A derrota para o Corinthians afunda o São Paulo ainda mais na lama e iguala um retrospecto negativo de nove jogos sem vitória, fato que não acontecia desde 1987 ainda sob a gestão de Cilinho. É também a sexta derrota consecutiva da equipe, que volta a campo no sábado para enfrentar o Cruzeiro, no Morumbi, e precisará enfrentar a fúria de seus torcedores, cada vez mais inconformados com o péssimo desempenho da equipe.

FERNANDO FARO, O Estado de S.Paulo

18 de julho de 2013 | 02h42

Desde a semana passada, na derrota para o Bahia, a principal organizada já cobrava uma vitória sobre o Corinthians ou ao menos uma apresentação convincente.

Como nada disso aconteceu e o time foi mais uma vez um espectador do maior rival, a tendência é que os protestos da torcida ganhem tons ainda mais duros nos próximos dias.

Além do elenco, os maiores alvos são o presidente Juvenal Juvêncio, o diretor de futebol Adalberto Baptista e o vice de futebol João Paulo de Jesus Lopes, responsáveis por todas as decisões no clube.

Os dirigentes, no entanto, tentam mostrar calma com o momento e apostam que a fase é passageira. "Infelizmente não fomos bem e o merecimento do Corinthians foi total. Confio muito no trabalho do Paulo Autuori, já trabalhamos juntos antes e sei de suas capacidades, inclusive psicológicas", esquivou-se Jesus Lopes

Sem moral. O abatimento dos jogadores era evidente após a partida contra o Corinthians. O elenco encarava o clássico como a chance de redenção do time, mas a forma como a equipe foi facilmente batida mais uma vez derrubou de vez o moral do grupo.

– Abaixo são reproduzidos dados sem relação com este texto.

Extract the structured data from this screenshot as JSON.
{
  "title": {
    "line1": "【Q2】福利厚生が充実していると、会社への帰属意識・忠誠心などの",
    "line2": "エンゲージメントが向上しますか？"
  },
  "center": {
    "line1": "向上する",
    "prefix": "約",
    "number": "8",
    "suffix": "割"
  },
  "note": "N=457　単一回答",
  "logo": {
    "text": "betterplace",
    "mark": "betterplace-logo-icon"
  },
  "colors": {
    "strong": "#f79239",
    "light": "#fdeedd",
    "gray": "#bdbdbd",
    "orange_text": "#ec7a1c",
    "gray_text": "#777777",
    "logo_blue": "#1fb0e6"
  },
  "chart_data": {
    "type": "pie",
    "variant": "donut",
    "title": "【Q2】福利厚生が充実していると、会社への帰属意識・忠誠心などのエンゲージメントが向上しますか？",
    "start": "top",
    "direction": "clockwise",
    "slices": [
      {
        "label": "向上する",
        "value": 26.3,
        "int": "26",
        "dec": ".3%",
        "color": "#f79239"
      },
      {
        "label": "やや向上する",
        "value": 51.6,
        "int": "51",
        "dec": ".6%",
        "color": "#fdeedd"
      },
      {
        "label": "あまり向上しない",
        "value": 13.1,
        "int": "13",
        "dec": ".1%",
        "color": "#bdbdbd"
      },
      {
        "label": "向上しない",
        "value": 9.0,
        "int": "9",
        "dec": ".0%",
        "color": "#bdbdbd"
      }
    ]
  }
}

"Difícil explicar, tomamos um gol no bate e rebate e fica difícil. Sabíamos que não poderíamos sair atrás e sabemos que a pressão vai aumentar'', lamentou o atacante Osvaldo, que no entanto pediu garra e dedicação extra aos companheiros. "O time precisa mudar muita coisa, mas não podemos ficar de cabeça baixa e nem perder a calma nesse momento."